Come è noto, lo Zika virus si trasmette attraverso le zanzare del genere Aedes ed è caratteristico degli ambienti equatoriali; a partire dal 2015, si è avanzata l'ipotesi che l'infezione da questo virus, nelle donne incinte, possa essere causa di malformazioni fetali e, in particolare, di microcefalia del nascituro.

Proprio l'incremento di casi di microcefalia, registrato in Brasile durante lo scorso anno, ha portato a ritenere che possa esserci una relazione con l'infezione da Zika virus, anche nel caso in cui sia asintomatica, portando ad una minaccia per la salute pubblica non ancora rientrata. Ma lo Zika virus è collegato anche alla sindrome di Guillain-Barré, disordine neurologico che può portare alla paralisi e alla morte.

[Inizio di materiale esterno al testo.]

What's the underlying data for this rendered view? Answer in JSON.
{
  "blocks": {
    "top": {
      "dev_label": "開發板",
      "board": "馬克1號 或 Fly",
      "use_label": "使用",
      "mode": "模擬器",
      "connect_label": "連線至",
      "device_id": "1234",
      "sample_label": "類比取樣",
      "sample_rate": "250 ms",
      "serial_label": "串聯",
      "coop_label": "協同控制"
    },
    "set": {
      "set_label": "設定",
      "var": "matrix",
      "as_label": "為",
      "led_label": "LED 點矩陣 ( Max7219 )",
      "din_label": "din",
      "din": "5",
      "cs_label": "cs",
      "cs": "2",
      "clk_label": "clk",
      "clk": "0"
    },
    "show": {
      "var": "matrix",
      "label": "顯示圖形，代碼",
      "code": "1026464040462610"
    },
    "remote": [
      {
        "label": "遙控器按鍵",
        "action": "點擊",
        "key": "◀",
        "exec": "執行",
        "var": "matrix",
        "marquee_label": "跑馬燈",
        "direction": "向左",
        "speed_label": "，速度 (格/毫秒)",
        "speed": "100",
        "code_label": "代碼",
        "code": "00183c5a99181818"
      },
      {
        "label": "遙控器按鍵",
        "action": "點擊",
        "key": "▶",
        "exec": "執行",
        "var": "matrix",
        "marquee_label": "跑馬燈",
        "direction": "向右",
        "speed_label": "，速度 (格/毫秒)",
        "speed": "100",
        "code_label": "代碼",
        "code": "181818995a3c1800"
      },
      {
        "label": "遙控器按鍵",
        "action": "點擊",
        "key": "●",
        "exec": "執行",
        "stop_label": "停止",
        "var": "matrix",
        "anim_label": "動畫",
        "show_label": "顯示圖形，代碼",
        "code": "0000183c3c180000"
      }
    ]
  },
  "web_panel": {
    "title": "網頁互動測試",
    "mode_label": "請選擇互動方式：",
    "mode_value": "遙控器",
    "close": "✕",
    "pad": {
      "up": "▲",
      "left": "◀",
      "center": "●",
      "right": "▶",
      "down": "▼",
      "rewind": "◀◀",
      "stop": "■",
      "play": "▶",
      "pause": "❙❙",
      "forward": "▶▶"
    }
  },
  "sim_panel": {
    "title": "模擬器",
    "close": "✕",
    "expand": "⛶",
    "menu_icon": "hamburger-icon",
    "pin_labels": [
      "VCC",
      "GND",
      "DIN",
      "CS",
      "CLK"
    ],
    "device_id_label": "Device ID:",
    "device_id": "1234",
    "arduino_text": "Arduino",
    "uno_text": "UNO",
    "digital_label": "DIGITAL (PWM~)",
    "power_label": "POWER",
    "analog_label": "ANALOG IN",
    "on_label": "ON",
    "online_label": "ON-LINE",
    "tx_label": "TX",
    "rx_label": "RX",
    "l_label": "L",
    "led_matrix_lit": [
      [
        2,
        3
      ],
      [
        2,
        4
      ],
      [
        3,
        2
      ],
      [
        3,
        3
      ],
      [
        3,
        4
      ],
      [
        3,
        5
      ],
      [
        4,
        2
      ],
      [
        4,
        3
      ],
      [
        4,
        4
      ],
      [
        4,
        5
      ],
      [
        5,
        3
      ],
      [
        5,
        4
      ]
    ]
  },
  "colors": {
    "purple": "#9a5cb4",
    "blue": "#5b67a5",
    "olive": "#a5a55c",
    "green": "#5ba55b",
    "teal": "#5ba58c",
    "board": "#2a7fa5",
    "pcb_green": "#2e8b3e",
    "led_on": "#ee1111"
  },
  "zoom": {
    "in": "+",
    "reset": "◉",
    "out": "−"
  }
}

La scoperta che degli anticorpi possano essere isolati dagli uomini e funzionare contro il virus rappresenta il primo intervento medico di prevenzione sia dall'infezione da Zika virus, sia dai danni ai feti. I ricercatori ci sono riusciti lavorando con il sangue di individui precedentemente contagiati in diverse parti del mondo. "Siamo molto emozionati, perché i dati suggeriscono che potremmo avere una terapia con anticorpi tra le mani sviluppabile per essere utilizzata nelle donne incinte" ha spiegato James Crowe Jr., direttore del Vanderbilt Vaccine Center e principale autore del lavoro. In effetti, i risultati sulle cavie indicano una certa potenza di inibizione di ZIKV-117, aprendo alla possibilità che l'anticorpo possa funzionare sui diversi ceppi del virus.